FIG 7.

Importance of the oligonucleotide 2 sequence for optimal EKLF expression. (A) Total RNA was isolated or whole-cell extracts were prepared from wild-type (WT), indel8, or DEK10 MEL cells and analyzed for expression of EKLF RNA (quantitative RT-PCR; analysis of 11 analytical replicates each from two experiments) or protein (Western blotting) as indicated. “C” is an additional loading control to balance the EKLF protein signals across the gel. (B) (Top) Schematic of constructs containing the KLF1 promoter or one that has the oligonucleotide 2 sequence removed that were stably integrated into mouse ES cells adjacent to a GFP reporter, yielding two stable ES lines (“Peklf-GFP” and “Peklf-1xΔDek-GFP”). These are single-copy, unidirectional integrations into the same homing site, which thus avoids position effect variegation.

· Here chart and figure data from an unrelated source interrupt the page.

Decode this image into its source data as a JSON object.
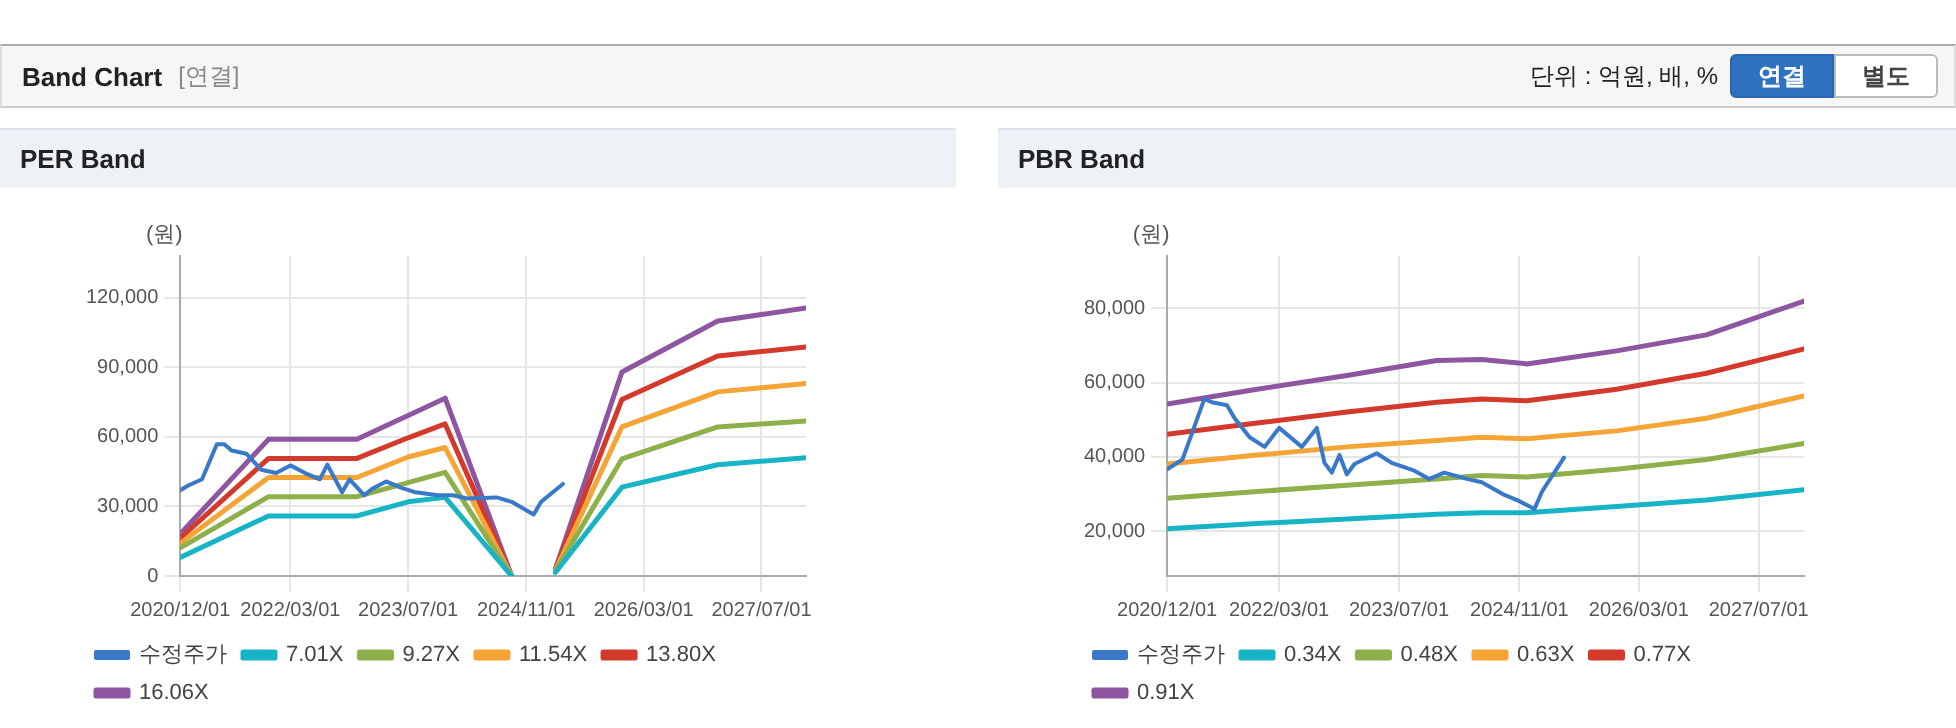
{
  "chart_data": [
    {
      "type": "other",
      "title": "Band Chart",
      "subtitle": "[연결]",
      "annotations": [
        "단위 : 억원, 배, %",
        "연결",
        "별도"
      ]
    },
    {
      "type": "line",
      "title": "PER Band",
      "ylabel": "(원)",
      "xlim": [
        "2020-12-01",
        "2028-01-01"
      ],
      "xticks": [
        {
          "value": "2020-12-01",
          "label": "2020/12/01"
        },
        {
          "value": "2022-03-01",
          "label": "2022/03/01"
        },
        {
          "value": "2023-07-01",
          "label": "2023/07/01"
        },
        {
          "value": "2024-11-01",
          "label": "2024/11/01"
        },
        {
          "value": "2026-03-01",
          "label": "2026/03/01"
        },
        {
          "value": "2027-07-01",
          "label": "2027/07/01"
        }
      ],
      "ylim": [
        0,
        138000
      ],
      "yticks": [
        {
          "value": 0,
          "label": "0"
        },
        {
          "value": 30000,
          "label": "30,000"
        },
        {
          "value": 60000,
          "label": "60,000"
        },
        {
          "value": 90000,
          "label": "90,000"
        },
        {
          "value": 120000,
          "label": "120,000"
        }
      ],
      "grid": true,
      "legend": "bottom",
      "marker": "none",
      "line_style": "solid",
      "x": [
        "2020-12",
        "2021-12",
        "2022-12",
        "2023-07",
        "2023-12",
        "2024-09",
        "2024-12",
        "2025-03",
        "2025-12",
        "2027-01",
        "2028-01"
      ],
      "series": [
        {
          "name": "수정주가",
          "color": "#3a78c9",
          "x": [
            "2020-12",
            "2021-01",
            "2021-03",
            "2021-05",
            "2021-06",
            "2021-07",
            "2021-09",
            "2021-11",
            "2022-01",
            "2022-03",
            "2022-05",
            "2022-07",
            "2022-08",
            "2022-10",
            "2022-11",
            "2023-01",
            "2023-02",
            "2023-04",
            "2023-06",
            "2023-08",
            "2023-11",
            "2024-01",
            "2024-03",
            "2024-07",
            "2024-09",
            "2024-12",
            "2025-01",
            "2025-04"
          ],
          "values": [
            37000,
            38900,
            41700,
            56800,
            56800,
            54100,
            52700,
            45800,
            44400,
            47700,
            44400,
            41700,
            48000,
            36100,
            41700,
            34800,
            37500,
            40800,
            38100,
            36100,
            34800,
            34800,
            33400,
            33900,
            32000,
            26500,
            32000,
            39700
          ]
        },
        {
          "name": "7.01X",
          "color": "#17b4c6",
          "values": [
            8000,
            25900,
            25900,
            32000,
            33900,
            0,
            null,
            1500,
            38300,
            48000,
            51000
          ]
        },
        {
          "name": "9.27X",
          "color": "#8db04a",
          "values": [
            12100,
            34200,
            34200,
            40300,
            44700,
            0,
            null,
            2000,
            50500,
            64300,
            66800
          ]
        },
        {
          "name": "11.54X",
          "color": "#f4a535",
          "values": [
            14100,
            42500,
            42500,
            51300,
            55400,
            0,
            null,
            2400,
            64300,
            79400,
            83000
          ]
        },
        {
          "name": "13.80X",
          "color": "#d33a2b",
          "values": [
            16300,
            50700,
            50700,
            59600,
            65600,
            0,
            null,
            2800,
            76100,
            94900,
            98800
          ]
        },
        {
          "name": "16.06X",
          "color": "#8e55a0",
          "values": [
            18200,
            59000,
            59000,
            69200,
            76700,
            0,
            null,
            3000,
            88000,
            110000,
            115600
          ]
        }
      ]
    },
    {
      "type": "line",
      "title": "PBR Band",
      "ylabel": "(원)",
      "xlim": [
        "2020-12-01",
        "2028-01-01"
      ],
      "xticks": [
        {
          "value": "2020-12-01",
          "label": "2020/12/01"
        },
        {
          "value": "2022-03-01",
          "label": "2022/03/01"
        },
        {
          "value": "2023-07-01",
          "label": "2023/07/01"
        },
        {
          "value": "2024-11-01",
          "label": "2024/11/01"
        },
        {
          "value": "2026-03-01",
          "label": "2026/03/01"
        },
        {
          "value": "2027-07-01",
          "label": "2027/07/01"
        }
      ],
      "ylim": [
        8000,
        94000
      ],
      "yticks": [
        {
          "value": 20000,
          "label": "20,000"
        },
        {
          "value": 40000,
          "label": "40,000"
        },
        {
          "value": 60000,
          "label": "60,000"
        },
        {
          "value": 80000,
          "label": "80,000"
        }
      ],
      "grid": true,
      "legend": "bottom",
      "marker": "none",
      "line_style": "solid",
      "x": [
        "2020-12",
        "2021-12",
        "2022-12",
        "2023-12",
        "2024-06",
        "2024-12",
        "2025-12",
        "2026-12",
        "2028-01"
      ],
      "series": [
        {
          "name": "수정주가",
          "color": "#3a78c9",
          "x": [
            "2020-12",
            "2021-02",
            "2021-03",
            "2021-05",
            "2021-06",
            "2021-08",
            "2021-09",
            "2021-11",
            "2022-01",
            "2022-03",
            "2022-06",
            "2022-08",
            "2022-09",
            "2022-10",
            "2022-11",
            "2022-12",
            "2023-01",
            "2023-04",
            "2023-06",
            "2023-09",
            "2023-11",
            "2024-01",
            "2024-04",
            "2024-06",
            "2024-09",
            "2024-11",
            "2025-01",
            "2025-02",
            "2025-05"
          ],
          "values": [
            36700,
            39300,
            44400,
            55600,
            54700,
            53900,
            50400,
            45300,
            42700,
            47800,
            42700,
            47800,
            38400,
            35800,
            40500,
            35300,
            38100,
            41000,
            38400,
            36300,
            34100,
            35800,
            34100,
            33200,
            29800,
            28100,
            26000,
            30700,
            39800
          ]
        },
        {
          "name": "0.34X",
          "color": "#17b4c6",
          "values": [
            20700,
            22100,
            23300,
            24600,
            25000,
            25000,
            26700,
            28400,
            31200
          ]
        },
        {
          "name": "0.48X",
          "color": "#8db04a",
          "values": [
            28900,
            30700,
            32400,
            34100,
            35000,
            34600,
            36700,
            39300,
            43600
          ]
        },
        {
          "name": "0.63X",
          "color": "#f4a535",
          "values": [
            38100,
            40500,
            42700,
            44400,
            45300,
            44900,
            47000,
            50400,
            56400
          ]
        },
        {
          "name": "0.77X",
          "color": "#d33a2b",
          "values": [
            46100,
            49100,
            52100,
            54700,
            55600,
            55100,
            58200,
            62500,
            69000
          ]
        },
        {
          "name": "0.91X",
          "color": "#8e55a0",
          "values": [
            54200,
            58200,
            61900,
            65900,
            66200,
            65000,
            68500,
            72800,
            81900
          ]
        }
      ]
    }
  ]
}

Locations of the mapped upstream enhancer, proximal promoter, and intronic enhancer are as indicated. (Middle and bottom) ES cells from each were differentiated to EBs for the indicated number of days, and samples were quantitatively analyzed for expression of endogenous KLF1 (red) or exogenous reporter (green). The data show that the two cell lines differentiated and expressed endogenous KLF1 normally but that the Peklf-1xΔDek-GFP line generated a significantly lower relative level of reporter than did the Peklf-GFP line. Data are from three experiments analyzed in triplicate.